At least not in real life. Pokémon Go’s basics are simple: Players download the game (for free) to a mobile device and then use the camera feature to seek out Pokémon and catch them. Players and their Pokémon gain levels as they play, allowing them to catch and train better Pokémon to spar and battle with other players. Team functions get friends working together and Pokémon Gyms and PokéSpots, which are real-life locations where players can advance their virtual games, unite people.
Interviews with dozens of players in Chico revealed that the game’s stated goal, to get gamers outside, is working. Sitting in a lawn chair outside of Kendall Hall last week, Chicoan Hieu Ngo, 29, closed the game momentarily to proudly display his iPhone’s pedometer, which showed a recent uptick in his steps since starting the game.
“I would be doing other things inside the house instead [of playing Pokémon Go],” he said. “I’d be playing some other game.”

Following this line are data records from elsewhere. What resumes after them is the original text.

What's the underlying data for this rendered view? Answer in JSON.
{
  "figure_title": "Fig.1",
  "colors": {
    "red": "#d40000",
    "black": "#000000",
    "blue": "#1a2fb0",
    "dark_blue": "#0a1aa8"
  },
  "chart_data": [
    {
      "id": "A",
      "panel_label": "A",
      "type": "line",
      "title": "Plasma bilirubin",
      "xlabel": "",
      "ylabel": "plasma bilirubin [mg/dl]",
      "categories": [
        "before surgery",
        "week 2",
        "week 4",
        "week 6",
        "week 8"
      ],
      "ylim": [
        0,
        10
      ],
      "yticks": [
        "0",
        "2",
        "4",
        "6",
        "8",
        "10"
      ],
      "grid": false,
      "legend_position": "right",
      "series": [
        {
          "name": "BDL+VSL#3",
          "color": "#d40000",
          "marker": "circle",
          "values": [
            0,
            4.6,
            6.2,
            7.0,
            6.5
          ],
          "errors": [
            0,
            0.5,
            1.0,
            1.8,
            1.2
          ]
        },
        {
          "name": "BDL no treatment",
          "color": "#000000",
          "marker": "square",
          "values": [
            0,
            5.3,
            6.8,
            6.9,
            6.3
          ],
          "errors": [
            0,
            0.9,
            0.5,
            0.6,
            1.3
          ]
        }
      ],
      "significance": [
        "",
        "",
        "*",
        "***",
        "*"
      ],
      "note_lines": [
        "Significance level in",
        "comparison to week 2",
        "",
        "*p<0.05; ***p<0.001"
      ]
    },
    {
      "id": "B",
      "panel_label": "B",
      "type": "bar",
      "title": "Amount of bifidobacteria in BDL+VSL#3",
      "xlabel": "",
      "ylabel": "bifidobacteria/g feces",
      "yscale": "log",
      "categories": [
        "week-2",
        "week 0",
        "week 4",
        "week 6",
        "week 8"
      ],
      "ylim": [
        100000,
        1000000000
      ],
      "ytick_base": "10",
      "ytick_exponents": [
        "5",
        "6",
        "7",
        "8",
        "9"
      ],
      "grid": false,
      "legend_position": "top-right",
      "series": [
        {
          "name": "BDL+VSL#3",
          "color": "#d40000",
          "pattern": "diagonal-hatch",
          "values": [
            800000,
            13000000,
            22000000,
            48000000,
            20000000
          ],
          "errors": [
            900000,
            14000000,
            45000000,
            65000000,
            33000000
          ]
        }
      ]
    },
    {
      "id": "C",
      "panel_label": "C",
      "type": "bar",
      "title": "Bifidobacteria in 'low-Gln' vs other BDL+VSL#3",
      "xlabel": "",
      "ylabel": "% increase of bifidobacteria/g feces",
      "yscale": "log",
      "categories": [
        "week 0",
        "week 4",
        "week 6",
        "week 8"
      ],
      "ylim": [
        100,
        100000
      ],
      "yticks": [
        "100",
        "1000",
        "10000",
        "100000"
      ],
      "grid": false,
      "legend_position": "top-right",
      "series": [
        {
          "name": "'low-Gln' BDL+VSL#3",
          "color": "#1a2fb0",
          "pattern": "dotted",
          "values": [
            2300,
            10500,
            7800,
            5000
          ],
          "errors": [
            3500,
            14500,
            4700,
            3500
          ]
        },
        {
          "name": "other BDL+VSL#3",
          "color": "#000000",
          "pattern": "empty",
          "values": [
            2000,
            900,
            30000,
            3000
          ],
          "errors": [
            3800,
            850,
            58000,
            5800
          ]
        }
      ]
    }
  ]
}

Michael Taylor, 25, was playing the game with his 15-year-old brother and a friend near Caper Acres in Bidwell Park. Taylor said since the game’s release he has spoken and interacted with “hundreds” of people he would otherwise never have met. The trio said they have explored Butte County and have gone as far as Sacramento searching for Pokémon.
“I’ve used my mountain bike more in the last two weeks than I have since I got it,” Taylor said, laughing. “I’ve been outside more in the last couple weeks.”
Jorge Pena, an associate professor of communications at UC Davis and an expert in video games and their effect on people and society, said Pokémon has become a household name and, as such, its accessibility was a key factor in Pokémon Go’s popularity.
“It’s free and you probably already own the phone, so it is less expensive than buying a video game console or a personal computer to play a game,” he said.
The catching aspect and the game’s somewhat competitive nature allow players to compare their collections, he said, resulting in the natural formation of relationships.
Pena cited reports of people falling off cliffs as an example of negative aspects of the game. Overall, however, he called it “an example of how we can harness the power of video games to change behavior [for the better]. I’d venture that any game that has you go outside is a positive,” he said.
Inouye agrees. Although school has been on break since Pokémon Go’s release, the psychologist said he felt the game would mostly have a positive effect on the students he sees.
“It gives them a common language when they are talking with their classmates,” he said. “It’s a shared interest. The more shared interests they have the better.”
He offered some words of caution, too: “I’ve also seen pretty severe addictions in kids with this game, so we’ll see.”